Los Anillos de Kandar - Capítulo III

Capítulo III

La pervertida mente de Fausto se había mezclado perfectamente con la de Jessica. Corrompiendo sus pensamientos, su cuerpo y haciendo suyos sus morbosos deseos e involuntariamente dejando impregnada una parte de sí, en ella.

Sin restricción, sus manos continuaron recorriendo su cuerpo. Sus pechos, su cintura, cada parte de su piel era un descubrimiento que lo llenaba de placer. Cuando sus dedos llegaron nuevamente a su entrepierna, no pudo contener el aliento.

—¡No jodas! Pinche zorrita, ¿cómo aguantas tener algo tan puto rico aquí abajo? No mames, si tuviera mi verga, ya estaría metiéndotela hasta el fondo.

Con las piernas abiertas, comenzó a introducir sus dedos de forma brusca en su vagina, estimulando su clítoris. Cada roce, cada movimiento, enviaba oleadas de placer que recorrían todo su cuerpo. Fausto no podía creer lo sensible que era el cuerpo de Jessica y cómo ella respondía a sus perversos deseos. 

—¡Puta madre! ¡Qué rico se siente la pucha de esta zorrita!

Jessica gemía mientras sus dedos se movían con mayor velocidad, entrando y saliendo de su vagina; con bruscos movimientos apretaba sus pechos. Temblaba entre espasmos de placer; en cada movimiento, gemía involuntariamente. Fausto sentía cómo perdía el control de sí mismo, entregándose por completo al placer de ese cuerpo. 

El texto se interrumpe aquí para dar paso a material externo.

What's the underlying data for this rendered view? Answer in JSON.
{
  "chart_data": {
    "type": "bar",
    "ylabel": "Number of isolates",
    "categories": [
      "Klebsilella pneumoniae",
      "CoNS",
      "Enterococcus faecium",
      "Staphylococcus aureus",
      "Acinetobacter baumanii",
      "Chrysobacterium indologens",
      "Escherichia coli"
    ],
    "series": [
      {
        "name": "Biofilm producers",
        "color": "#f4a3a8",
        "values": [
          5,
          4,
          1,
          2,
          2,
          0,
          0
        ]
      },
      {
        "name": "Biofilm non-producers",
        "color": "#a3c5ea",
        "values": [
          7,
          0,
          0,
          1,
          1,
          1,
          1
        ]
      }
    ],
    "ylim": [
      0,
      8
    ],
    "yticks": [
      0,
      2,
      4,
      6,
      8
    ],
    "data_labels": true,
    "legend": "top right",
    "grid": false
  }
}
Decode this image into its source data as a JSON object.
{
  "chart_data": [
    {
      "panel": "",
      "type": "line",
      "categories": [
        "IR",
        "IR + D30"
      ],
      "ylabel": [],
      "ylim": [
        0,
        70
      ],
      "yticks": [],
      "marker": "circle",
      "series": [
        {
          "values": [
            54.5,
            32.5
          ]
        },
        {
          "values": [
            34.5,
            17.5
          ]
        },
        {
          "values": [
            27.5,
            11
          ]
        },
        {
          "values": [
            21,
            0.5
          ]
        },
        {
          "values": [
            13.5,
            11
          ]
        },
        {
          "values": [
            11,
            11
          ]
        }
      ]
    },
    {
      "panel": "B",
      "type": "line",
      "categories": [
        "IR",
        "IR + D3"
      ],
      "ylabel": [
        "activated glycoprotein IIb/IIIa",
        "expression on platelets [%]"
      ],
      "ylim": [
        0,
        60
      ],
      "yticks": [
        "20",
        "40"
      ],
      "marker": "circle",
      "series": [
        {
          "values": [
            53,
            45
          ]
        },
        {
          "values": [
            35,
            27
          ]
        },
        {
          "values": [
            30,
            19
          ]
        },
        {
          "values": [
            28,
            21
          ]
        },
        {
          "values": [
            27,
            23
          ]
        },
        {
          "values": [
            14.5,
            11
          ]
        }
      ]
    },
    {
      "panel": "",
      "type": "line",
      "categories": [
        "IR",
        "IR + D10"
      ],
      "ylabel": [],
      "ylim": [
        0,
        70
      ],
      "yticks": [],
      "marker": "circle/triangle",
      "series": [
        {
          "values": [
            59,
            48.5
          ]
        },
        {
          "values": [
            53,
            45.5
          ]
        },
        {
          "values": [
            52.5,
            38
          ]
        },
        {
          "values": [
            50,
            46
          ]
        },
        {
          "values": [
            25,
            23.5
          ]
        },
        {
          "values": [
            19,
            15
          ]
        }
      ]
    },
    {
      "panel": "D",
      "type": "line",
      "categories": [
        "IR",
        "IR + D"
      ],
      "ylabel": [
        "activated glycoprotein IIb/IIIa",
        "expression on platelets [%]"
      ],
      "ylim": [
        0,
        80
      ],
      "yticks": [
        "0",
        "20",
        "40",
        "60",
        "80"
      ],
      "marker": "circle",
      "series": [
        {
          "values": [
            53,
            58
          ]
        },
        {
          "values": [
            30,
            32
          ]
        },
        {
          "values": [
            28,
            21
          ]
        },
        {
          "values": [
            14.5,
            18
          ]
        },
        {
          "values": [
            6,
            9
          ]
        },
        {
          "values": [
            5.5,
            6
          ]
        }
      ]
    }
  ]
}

Gimiendo y babeando, Jessica se masturbaba como jamás lo había hecho; Fausto gozaba controlar a aquella chica, tomando cada gota de placer que pudiese.

Jessica frotaba su clítoris frenéticamente hasta que un estridente gemido seguido de un grito brotó de lo más profundo de sí. Un chorro de fluido salió disparado de su vagina. Violentamente, su cuerpo se sacudió, su rostro se enrojeció y sus ojos quedaron en blanco.

Ese había sido el mejor y más intenso orgasmo que Jessica y Fausto habían tenido en toda su vida, sellando así la conexión entre ambos.

Con una sonrisa de satisfacción, su cuerpo desnudo se desplomó sobre las sábanas empapadas de sudor y otros fluidos. Sus párpados se cerraron lentamente mientras el placer se desvanecía en un profundo sueño.

—Cabrón, levántate. Te dormiste todo el pinche turno. La voz de Marcos bruscamente lo devolvía a la conciencia.

Fausto abrió los ojos de golpe; la luz del sol entraba por la ventana. Su cuerpo estaba rígido, y su entorno era diferente. Miró sus manos y sintió un alivio inesperado al ver que eran las suyas, las de siempre: grandes, toscas y arrugadas. Se sentó rápidamente y vio su reflejo en el monitor de vigilancia.

Ahí estaba él, con su rostro habitual. Todo parecía haber vuelto a la normalidad, pero los recuerdos de la noche anterior seguían frescos en su mente. Su respiración se aceleró al revivir cada instante, cada sensación.

—¿Qué mierda fue eso?

Fausto se dijo a sí mismo, pasando las manos por su rostro, tratando de procesar lo que acababa de experimentar.

Fue entonces cuando algo llamó su atención. Miró su mano izquierda y notó un anillo brillante, uno que no era suyo, pero que reconoció al instante. Era el mismo anillo que había visto en el dedo de aquella mujer, esa noche, mientras exploraba el cuerpo que ahora sabía que era el suyo.

—No mames… —Susurró, con los ojos bien abiertos.

El anillo brillaba con un aura inquietante, como si guardara un secreto que aún no terminaba de revelar.

—Entonces no fue un sueño… 

Fausto murmuró, mirando el anillo con una mezcla de fascinación y terror.

Los recuerdos de la noche, del placer que había experimentado, regresaron con más fuerza. Aunque estaba de vuelta en su cuerpo, podía recordar cada caricia y cada gemido como si aún estuviera atrapado en el cuerpo de Jessica.

—¿Qué chingados es esta madre? —preguntó en voz alta, mientras daba vueltas al anillo con sus dedos. Pero algo dentro de él, una sensación que no podía ignorar, le decía que el anillo no era cualquier joya.

Miró su reflejo en el monitor y, por un instante, casi pudo jurar que vio el rostro de Jessica sonriendo en lugar del suyo. Se frotó los ojos y volvió a mirar, pero ahí estaba él, solo él. 

Sin embargo, sabía que algo había cambiado, algo que no podía deshacer.

Fausto dejó escapar una risa nerviosa.

—Pinche anillo… No sé qué madre hiciste, pero… qué noche me diste, cabrón.